From a privacy and decentralisation perspective, the zone operator *may* learn who is developing apps in their zone or (in cases where a vendor makes a single app and thus it's obvious) which apps are being used. This is not ideal, but there are mitigations:
* The privacy leak is optional.
* The zone operator still doesn't learn who is using which apps.
* There is no obligation for Java package namespaces to correlate obviously to real world identities or products. For example you could register a trivial "front" domain and claim ownership of that, then use it for your apps. The zone operator would see only a codename.
#### Claiming a namespace
The exact mechanism used to claim a namespace is up to the zone operator. A typical approach would be to accept an SSL certificate with the domain in it as proof of domain ownership, or to accept an email from that domain as long as the domain is using DKIM to prevent from header spoofing.
#### The vault API
The vault query API is an example of how tricky it can be to manage truly decentralised namespaces. The `Vault.Page` class does not include constraint information for a state. Therefore, if a generic app were to be storing states of many different types to the vault without having the specific apps installed, it might be possible for someone to create a confusing name e.g. an app created by MiniCorp could export a class named `com.megacorp.example.Token` and this would be mapped by the RPC deserialisation logic to the actual MegaCorp app - the RPC client would have no way to know this had happened, even if the user was correctly checking, which it's unlikely they would.

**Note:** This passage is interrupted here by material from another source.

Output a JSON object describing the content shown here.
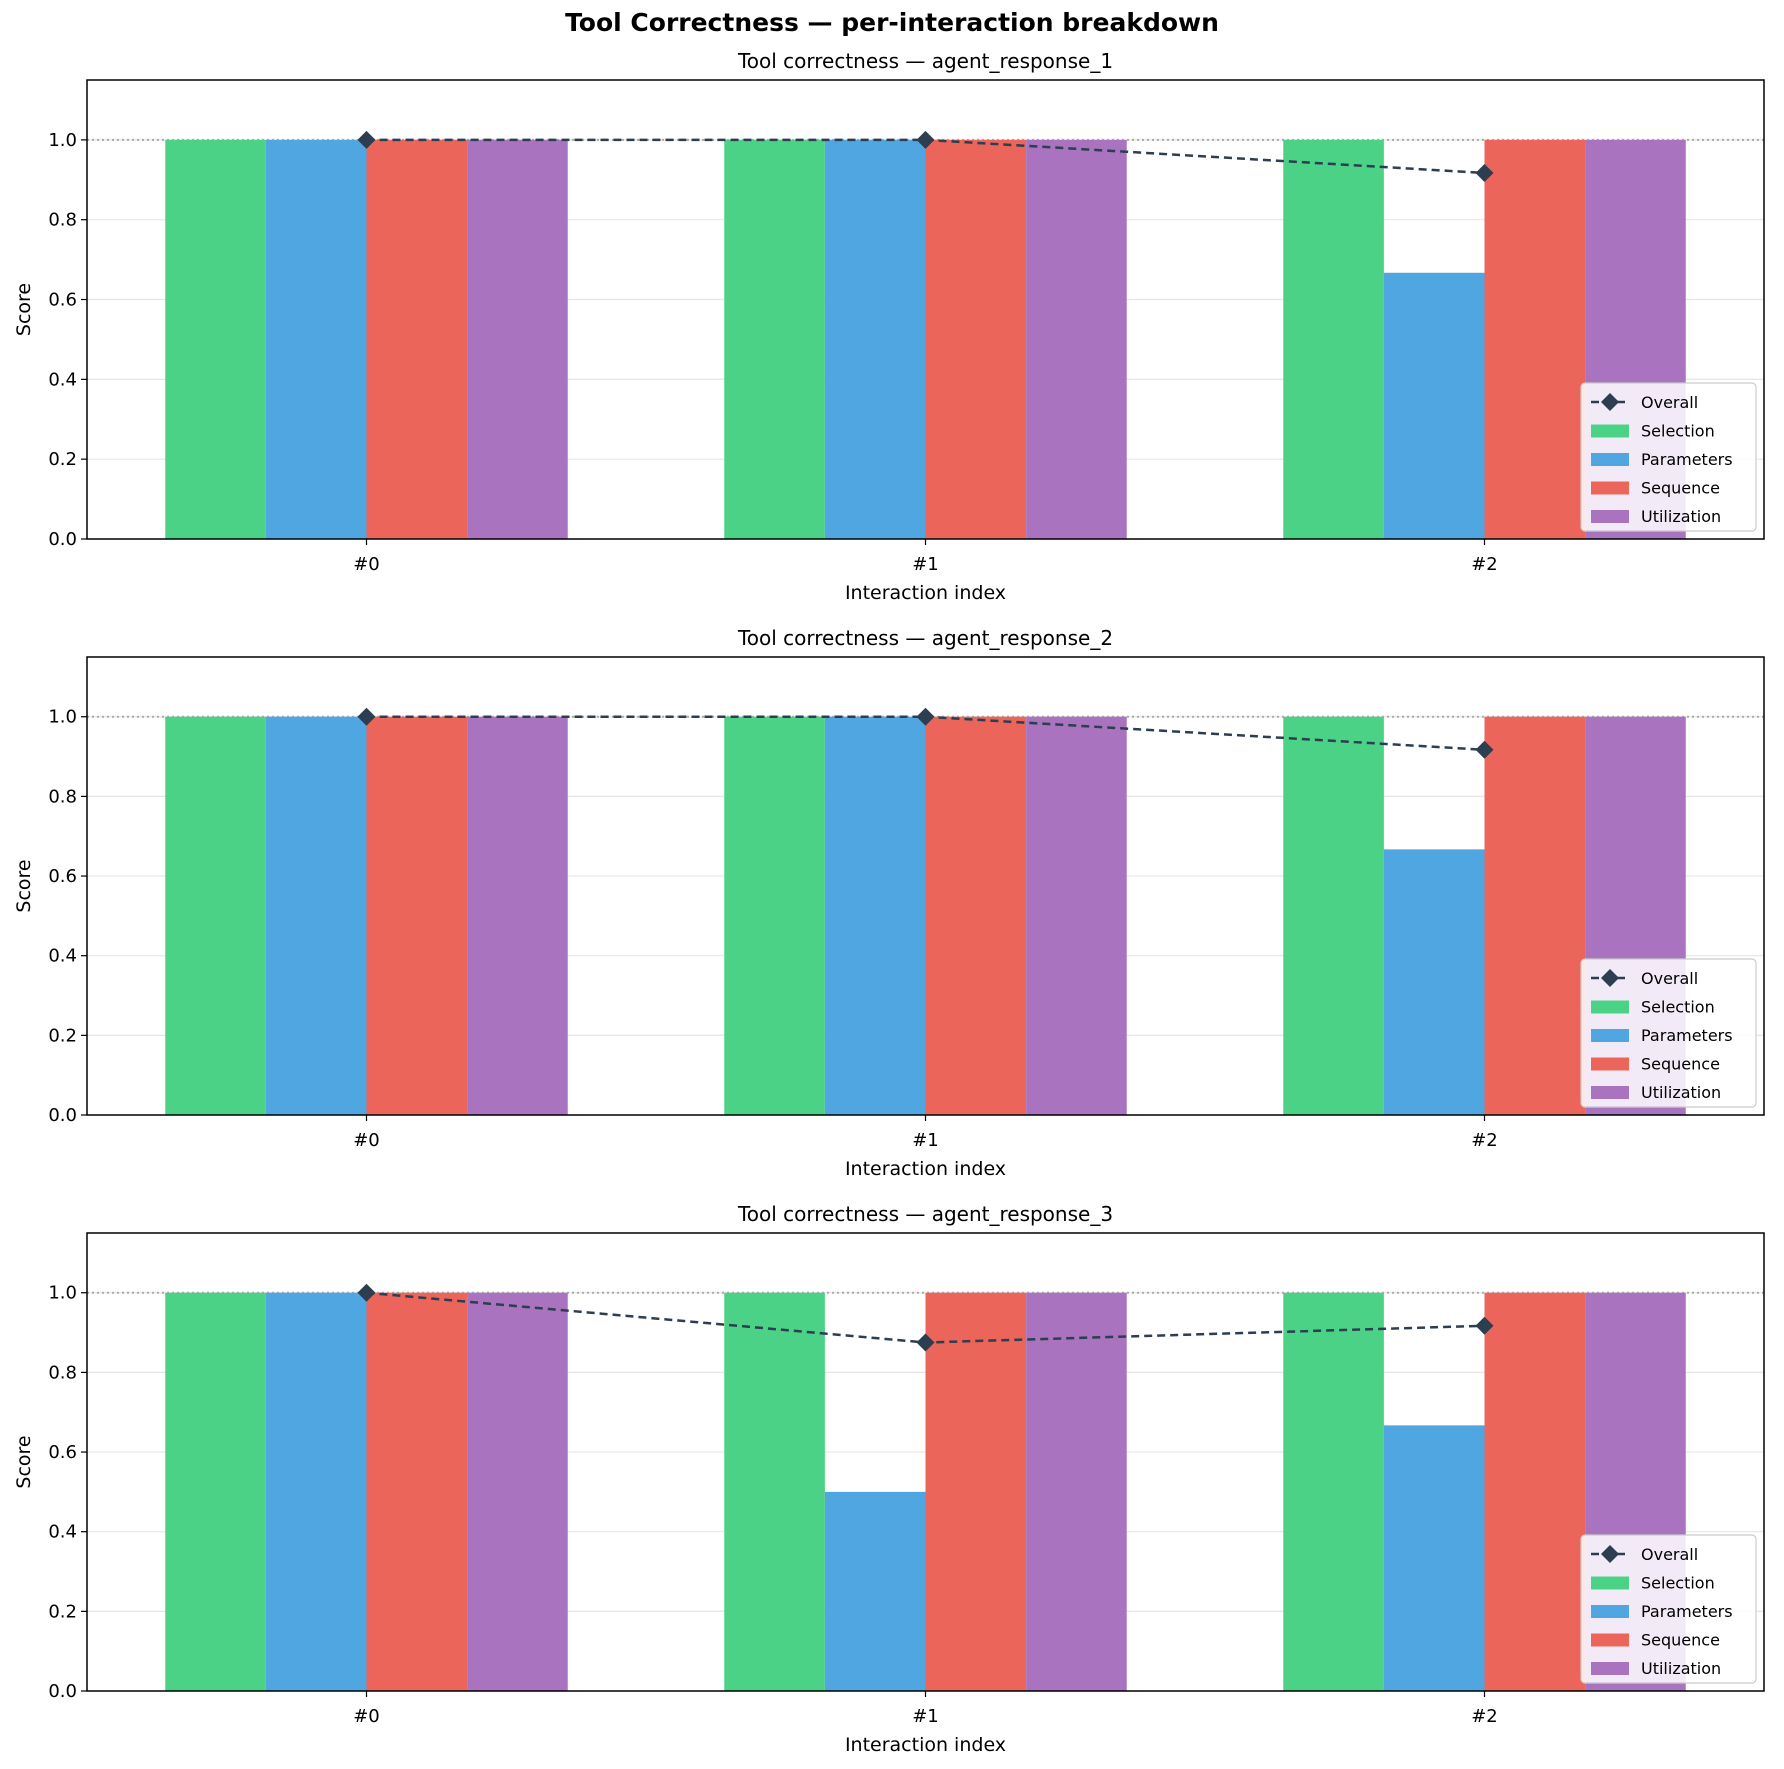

The `StateMetadata` class can be easily extended to include constraint information, to make safely programming against a decentralised namespace possible. As part of this work this extension will be made.
But the new field would still need to be used - a subtle detail that would be easy to overlook. Package namespace ownership ensures that if you have an app installed locally on the client side that implements `com.megacorp.example` , then that code is likely to match closely enough with the version that was verified by the node.